By: Al Fan, MN Comeback Executive Director
Ensuring all children, especially those most in-need, have access to rigorous and relevant schools means no one is a bystander to the inequities of K-12 education. I’m sure like many of you, the recent school board meeting protest reaffirmed for me that our families are energized, engaged and want enriching, equitable schools.
These families – and educators – vocalized frustrations rooted in their realities.
Glaring disparities in K-12 disproportionally impact marginalized communities. That’s on all of us. Culturally affirming curriculum, a diverse workforce, safe school climates, academic success across all racial and ethnic lines – there’s work to be done.
It’s imperative that we as a community collectively own up to these shortcomings. We can all do better by truly hearing the expressed concerns of our parents, students and educators. We should – and can – center their voices.
When we launched in 2015, we heard a resounding call from parents and school leaders for more teachers of color. (Studies, too, support this strategy toward closing opportunity gaps.) And because no single group could afford to resource transformative solutions to create new pathways for people of color, we did. We also stood on the shoulders of many brilliant minds who designed these pathways, such as residency models.
Through collaboration and systems change, we believe it’s possible to create a more just system for families. That’s why we’re intentional in co-designing our work with diverse groups.
This includes investing in the district’s Minneapolis Residency Program and other strategies to recruit and retain teachers of color. What’s more, groups like MnEEP, the Coalition to Increase Teachers of Color and American Indian Teachers in Minnesota, Teach For America-Twin Cities, The School Leadership Project and New Leaders are paving new pathways for people of color to enter the teaching profession – and once they’re there, to surround them with meaningful support.
We take great pride in helping lift up this work. We can accomplish more collectively than we can independently.
I share this to amplify that – while there will be missteps along the way – many organizations in our community are bringing great intentionality, energy and urgency to fostering more equitable schools. And we see evidence of this at the district.

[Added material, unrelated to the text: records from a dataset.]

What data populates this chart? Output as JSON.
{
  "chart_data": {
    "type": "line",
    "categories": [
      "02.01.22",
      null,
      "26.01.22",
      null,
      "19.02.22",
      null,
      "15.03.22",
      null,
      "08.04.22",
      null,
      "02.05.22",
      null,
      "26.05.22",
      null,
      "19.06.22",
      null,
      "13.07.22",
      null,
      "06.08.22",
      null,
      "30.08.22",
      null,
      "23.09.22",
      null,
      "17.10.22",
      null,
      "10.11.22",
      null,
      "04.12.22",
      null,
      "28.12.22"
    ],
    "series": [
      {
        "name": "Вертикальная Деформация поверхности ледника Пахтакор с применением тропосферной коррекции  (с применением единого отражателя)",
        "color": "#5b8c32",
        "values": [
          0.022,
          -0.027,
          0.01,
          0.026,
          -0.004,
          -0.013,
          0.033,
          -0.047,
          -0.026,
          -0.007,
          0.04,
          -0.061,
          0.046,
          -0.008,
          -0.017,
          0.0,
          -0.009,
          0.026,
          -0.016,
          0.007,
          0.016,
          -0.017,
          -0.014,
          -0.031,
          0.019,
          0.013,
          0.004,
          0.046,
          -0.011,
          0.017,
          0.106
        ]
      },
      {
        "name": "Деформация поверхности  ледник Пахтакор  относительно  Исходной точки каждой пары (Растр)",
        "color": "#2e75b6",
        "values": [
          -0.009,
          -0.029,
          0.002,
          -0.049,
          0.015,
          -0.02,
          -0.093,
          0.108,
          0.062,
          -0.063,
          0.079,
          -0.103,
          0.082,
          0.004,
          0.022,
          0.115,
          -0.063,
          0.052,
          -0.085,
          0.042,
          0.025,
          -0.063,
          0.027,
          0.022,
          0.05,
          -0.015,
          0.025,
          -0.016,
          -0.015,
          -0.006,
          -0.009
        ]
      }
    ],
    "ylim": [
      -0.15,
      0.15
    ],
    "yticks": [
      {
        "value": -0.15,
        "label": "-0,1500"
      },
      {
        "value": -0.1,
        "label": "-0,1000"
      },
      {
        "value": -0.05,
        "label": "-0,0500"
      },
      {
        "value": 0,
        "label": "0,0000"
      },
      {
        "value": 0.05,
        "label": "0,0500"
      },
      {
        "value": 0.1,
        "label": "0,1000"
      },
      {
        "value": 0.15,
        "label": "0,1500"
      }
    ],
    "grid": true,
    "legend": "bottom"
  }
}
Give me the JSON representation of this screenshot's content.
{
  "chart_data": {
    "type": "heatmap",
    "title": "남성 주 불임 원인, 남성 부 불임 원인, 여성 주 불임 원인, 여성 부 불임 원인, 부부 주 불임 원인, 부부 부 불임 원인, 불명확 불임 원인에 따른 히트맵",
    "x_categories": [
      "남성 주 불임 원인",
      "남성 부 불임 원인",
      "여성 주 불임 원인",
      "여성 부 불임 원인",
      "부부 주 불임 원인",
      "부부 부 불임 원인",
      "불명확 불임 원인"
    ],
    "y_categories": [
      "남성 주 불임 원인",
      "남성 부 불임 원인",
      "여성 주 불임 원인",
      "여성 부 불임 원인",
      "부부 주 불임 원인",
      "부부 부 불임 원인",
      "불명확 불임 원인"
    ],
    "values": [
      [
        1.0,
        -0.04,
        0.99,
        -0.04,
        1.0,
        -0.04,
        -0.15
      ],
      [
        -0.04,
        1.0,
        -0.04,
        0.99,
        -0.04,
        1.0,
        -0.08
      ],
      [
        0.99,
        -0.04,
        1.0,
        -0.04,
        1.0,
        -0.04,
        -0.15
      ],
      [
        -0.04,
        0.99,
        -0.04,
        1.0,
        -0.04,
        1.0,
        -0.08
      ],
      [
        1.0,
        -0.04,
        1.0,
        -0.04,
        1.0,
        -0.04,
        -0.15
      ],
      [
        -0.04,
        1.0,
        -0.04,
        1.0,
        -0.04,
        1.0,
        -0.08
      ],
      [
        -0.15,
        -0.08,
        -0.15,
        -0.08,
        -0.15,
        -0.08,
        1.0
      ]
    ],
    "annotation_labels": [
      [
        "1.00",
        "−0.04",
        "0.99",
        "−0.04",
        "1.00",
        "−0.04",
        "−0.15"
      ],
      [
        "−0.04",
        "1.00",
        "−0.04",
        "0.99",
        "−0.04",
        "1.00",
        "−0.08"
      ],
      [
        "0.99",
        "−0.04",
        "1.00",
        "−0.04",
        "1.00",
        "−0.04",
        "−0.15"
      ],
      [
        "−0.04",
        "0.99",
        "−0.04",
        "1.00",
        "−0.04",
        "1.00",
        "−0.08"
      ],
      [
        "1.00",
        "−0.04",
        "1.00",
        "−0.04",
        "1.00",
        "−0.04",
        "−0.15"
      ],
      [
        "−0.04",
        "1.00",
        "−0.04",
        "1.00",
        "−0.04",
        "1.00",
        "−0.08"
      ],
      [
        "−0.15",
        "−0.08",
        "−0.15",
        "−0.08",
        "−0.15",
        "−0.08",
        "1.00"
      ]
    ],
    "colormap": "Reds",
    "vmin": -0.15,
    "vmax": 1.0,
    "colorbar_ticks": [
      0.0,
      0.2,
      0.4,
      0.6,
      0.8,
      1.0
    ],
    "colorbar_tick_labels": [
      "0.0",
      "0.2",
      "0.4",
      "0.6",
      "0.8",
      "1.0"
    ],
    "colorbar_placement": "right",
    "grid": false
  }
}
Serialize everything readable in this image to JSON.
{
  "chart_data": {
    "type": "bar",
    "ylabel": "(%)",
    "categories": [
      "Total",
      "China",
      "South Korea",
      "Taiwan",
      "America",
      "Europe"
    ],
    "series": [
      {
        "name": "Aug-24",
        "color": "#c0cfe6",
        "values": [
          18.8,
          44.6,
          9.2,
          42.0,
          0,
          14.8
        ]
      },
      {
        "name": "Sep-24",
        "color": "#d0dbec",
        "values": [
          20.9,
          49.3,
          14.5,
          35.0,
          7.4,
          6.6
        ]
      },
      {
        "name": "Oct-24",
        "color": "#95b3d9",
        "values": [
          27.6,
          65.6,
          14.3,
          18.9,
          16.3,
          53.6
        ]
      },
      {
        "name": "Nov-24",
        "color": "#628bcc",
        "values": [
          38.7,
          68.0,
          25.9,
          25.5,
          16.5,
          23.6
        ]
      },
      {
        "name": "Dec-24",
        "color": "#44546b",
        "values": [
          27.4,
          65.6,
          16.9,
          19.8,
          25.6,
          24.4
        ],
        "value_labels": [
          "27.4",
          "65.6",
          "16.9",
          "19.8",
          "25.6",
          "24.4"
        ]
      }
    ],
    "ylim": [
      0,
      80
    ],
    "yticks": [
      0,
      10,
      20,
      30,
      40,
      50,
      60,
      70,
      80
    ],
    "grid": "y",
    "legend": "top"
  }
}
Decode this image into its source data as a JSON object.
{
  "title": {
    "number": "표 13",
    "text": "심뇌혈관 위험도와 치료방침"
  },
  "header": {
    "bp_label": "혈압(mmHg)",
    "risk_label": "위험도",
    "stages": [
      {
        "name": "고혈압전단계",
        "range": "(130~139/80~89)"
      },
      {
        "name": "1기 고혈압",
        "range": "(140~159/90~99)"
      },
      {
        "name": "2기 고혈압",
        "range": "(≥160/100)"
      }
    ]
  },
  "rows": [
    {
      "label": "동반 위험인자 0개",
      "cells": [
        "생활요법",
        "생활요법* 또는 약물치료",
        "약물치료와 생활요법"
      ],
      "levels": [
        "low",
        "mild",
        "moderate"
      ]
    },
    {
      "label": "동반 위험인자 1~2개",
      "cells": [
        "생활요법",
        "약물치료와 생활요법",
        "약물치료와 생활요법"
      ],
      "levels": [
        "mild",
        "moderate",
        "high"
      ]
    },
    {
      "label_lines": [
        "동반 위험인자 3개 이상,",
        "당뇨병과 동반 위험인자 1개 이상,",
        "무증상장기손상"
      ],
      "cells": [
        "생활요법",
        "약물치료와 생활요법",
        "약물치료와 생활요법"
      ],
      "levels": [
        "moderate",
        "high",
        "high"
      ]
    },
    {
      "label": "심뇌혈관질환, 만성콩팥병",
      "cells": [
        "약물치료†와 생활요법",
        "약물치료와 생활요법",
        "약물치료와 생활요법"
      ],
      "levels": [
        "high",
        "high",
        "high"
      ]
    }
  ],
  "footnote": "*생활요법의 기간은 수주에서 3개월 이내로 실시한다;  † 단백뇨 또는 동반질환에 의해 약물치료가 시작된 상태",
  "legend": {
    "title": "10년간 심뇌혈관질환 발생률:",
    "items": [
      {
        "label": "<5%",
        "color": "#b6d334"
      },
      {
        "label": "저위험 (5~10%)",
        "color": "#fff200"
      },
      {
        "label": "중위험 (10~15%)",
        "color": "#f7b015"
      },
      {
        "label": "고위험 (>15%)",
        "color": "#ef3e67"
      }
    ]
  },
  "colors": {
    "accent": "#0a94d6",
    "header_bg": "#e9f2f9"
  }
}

Undoing generations of structural inequities in K-12 requires a sustained level of action and reflection. Throughout this process, we must constantly listen to and learn from our communities. Self-awareness – while uncomfortable and vulnerable as it is – can help surface understandings of disconnections. We also have to learn from the history that provides the context we are responding to.
Transforming education to better meet the needs of our families has never been and will never be easy work. But it’s necessary work. To ensure the next generation of children inherit a future that is inclusive and equitable, we persist. Listening to what our families are telling us. In doing so we establish a new precedent.